I brought my small art kit with me while on a road trip to the Sterling Renaissance Festival in Sterling NY. , of course I wasn’t the driver! I experimented with drawing with my new graphitint watersoluble graphite pencils, They are colored but not as intense as watercolor pencils. I did the drawing then wet it with my waterbrush, this brings out the intensity of the colors. You can manipulate the values this way and if you like, work back into the drawing wet or dry. They’re very interesting and I am looking forward to trying them for more drawings. I took a couple pictures of them with my tiny digital camera, since I’m nowhere near my scanner, forgive the not so great color and clarity! The “Barn Owl” measures a wee 2″x2″! It was a bit challenging to do with the bumpy road.
This little landscape measures aproximately 4″x5″ and is of the road we traveled. It was a great day for clouds, the only problem I had was making the line on the road. The set of pencils I bought has no yellow. You can notice that I made little color tests along the margins of the drawing.
This is another ‘catch up’ post about the Allegany Nature Pilgrimage at the end of May. This post I put up pictures of birding hikes and the bird banding demonstration along with a video clip of the demo.
This was the very first nature hike I went on the whole weekend, it was led by birding expert Frank Gardner. We wound our way through some beautiful woods by a stream, to me it looked like a ‘Faerie Haven’. It was considered an advanced bird walk because most of the identification was by bird song.
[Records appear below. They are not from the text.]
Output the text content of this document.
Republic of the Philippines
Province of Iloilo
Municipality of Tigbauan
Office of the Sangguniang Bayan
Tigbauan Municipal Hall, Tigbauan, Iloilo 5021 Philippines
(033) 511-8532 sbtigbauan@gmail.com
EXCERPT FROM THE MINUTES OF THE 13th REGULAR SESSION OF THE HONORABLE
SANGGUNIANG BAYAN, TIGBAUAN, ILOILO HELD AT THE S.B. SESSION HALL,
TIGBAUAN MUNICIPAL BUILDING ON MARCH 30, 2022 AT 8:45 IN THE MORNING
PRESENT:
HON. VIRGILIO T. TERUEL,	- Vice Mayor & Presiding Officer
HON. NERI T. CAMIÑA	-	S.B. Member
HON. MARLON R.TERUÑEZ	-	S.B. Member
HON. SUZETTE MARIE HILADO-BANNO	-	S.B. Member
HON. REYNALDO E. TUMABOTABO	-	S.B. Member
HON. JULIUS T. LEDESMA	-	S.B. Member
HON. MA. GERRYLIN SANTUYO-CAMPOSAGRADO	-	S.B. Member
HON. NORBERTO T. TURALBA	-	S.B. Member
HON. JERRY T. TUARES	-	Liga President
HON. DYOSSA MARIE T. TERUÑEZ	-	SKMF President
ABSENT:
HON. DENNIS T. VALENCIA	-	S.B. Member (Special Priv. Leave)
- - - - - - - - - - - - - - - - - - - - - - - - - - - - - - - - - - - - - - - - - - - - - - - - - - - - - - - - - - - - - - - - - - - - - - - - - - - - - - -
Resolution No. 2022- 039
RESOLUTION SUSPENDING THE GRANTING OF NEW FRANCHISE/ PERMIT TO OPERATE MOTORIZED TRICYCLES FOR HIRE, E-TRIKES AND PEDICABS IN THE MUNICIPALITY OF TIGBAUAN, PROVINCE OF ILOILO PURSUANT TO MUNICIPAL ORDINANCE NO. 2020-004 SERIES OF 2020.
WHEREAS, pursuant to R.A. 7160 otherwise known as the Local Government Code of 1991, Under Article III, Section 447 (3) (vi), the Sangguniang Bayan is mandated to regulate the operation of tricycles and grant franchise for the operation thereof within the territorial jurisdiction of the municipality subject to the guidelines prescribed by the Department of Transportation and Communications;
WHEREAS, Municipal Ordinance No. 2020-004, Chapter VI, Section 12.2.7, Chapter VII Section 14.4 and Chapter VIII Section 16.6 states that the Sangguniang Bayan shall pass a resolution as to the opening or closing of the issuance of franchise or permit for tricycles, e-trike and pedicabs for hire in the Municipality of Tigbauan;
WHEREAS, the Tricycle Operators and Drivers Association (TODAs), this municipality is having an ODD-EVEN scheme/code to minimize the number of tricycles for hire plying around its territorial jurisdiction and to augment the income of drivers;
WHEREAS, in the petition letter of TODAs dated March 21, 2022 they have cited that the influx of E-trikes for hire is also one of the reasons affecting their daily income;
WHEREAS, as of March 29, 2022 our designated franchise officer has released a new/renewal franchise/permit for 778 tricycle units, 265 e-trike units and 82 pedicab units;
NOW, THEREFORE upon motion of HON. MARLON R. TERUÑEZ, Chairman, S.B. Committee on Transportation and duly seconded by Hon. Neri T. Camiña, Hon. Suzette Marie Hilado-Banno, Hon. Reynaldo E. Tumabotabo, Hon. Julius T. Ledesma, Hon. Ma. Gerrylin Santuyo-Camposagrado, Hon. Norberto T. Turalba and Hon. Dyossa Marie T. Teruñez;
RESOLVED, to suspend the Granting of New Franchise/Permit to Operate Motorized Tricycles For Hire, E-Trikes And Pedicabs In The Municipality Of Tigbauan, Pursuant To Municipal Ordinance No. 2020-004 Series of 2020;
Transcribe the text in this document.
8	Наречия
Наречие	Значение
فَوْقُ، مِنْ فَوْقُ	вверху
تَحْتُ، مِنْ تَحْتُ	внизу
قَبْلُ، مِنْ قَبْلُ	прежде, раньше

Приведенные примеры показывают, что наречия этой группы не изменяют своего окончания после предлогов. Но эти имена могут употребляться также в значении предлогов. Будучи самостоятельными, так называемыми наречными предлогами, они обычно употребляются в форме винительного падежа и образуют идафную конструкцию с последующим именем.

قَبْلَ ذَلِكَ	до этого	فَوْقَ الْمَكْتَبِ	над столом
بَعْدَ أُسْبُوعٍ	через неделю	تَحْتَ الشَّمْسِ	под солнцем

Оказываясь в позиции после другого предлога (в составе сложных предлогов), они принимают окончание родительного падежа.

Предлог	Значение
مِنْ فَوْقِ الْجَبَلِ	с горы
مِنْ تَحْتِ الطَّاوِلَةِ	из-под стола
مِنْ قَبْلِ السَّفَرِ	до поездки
We kept hearing a Blackburnian Warbler up in the trees…ok, this is one of those birds that I’m dying to see. If you remember I did a little painting of one in my sketchbook this winter, click here to see it. Well, I had to leave the hike a little early to catch another hike that was starting soon, guess what everyone in the entire group saw after I left? A Blackburnian Warbler came down to take a bath in the creek!! Oh boy…they teased me a bit because I made such a big deal out of wanting to see one!
This is the ‘All Day Birding Hike’ I took with Tim Baird as the leader. I was worried that we’d be hiking all day long and I wouldn’t be able to do it, but it was actually very pleasant as we took several cars and drove to different locations in the park, then walked. This is a page from my sketchbook, click it too see all my notes on the different birds I saw or heard. I put a little dot in front of birds I heard, and a check mark for ones I saw too. I did a tiny sketch with water-soluble graphite of the lake and hills from where we stood by the lodge, Allegany Park’s main office. The water-soluble pencils are by Derwendt and I just love them. You can do a simple sketch when you’re in a hurry and just worry about the values, use a water-brush to wet it while you’re standing there. In a later post I’ll put up the sketch pages with complete lists of every bird and flower that I’ve seen here and in the Adirondack Mnts. Believe me it’s long!!
This is at the bird banding demonstration on Sunday morning. If you’ve never seen a banding demo please make sure you try to some day, I had no idea it’d be so fascinating! The above picture shows Jerry blowing on the breast of a yellow warbler to expose the breast. It’s a way they check for a brood patch or check the general weight of the bird for health.
To catch the birds they raise fine nets up in the early morning and leave them up, the birds fly into them and get tangled but not harmed.This is a hummingbird in the hand, amazing!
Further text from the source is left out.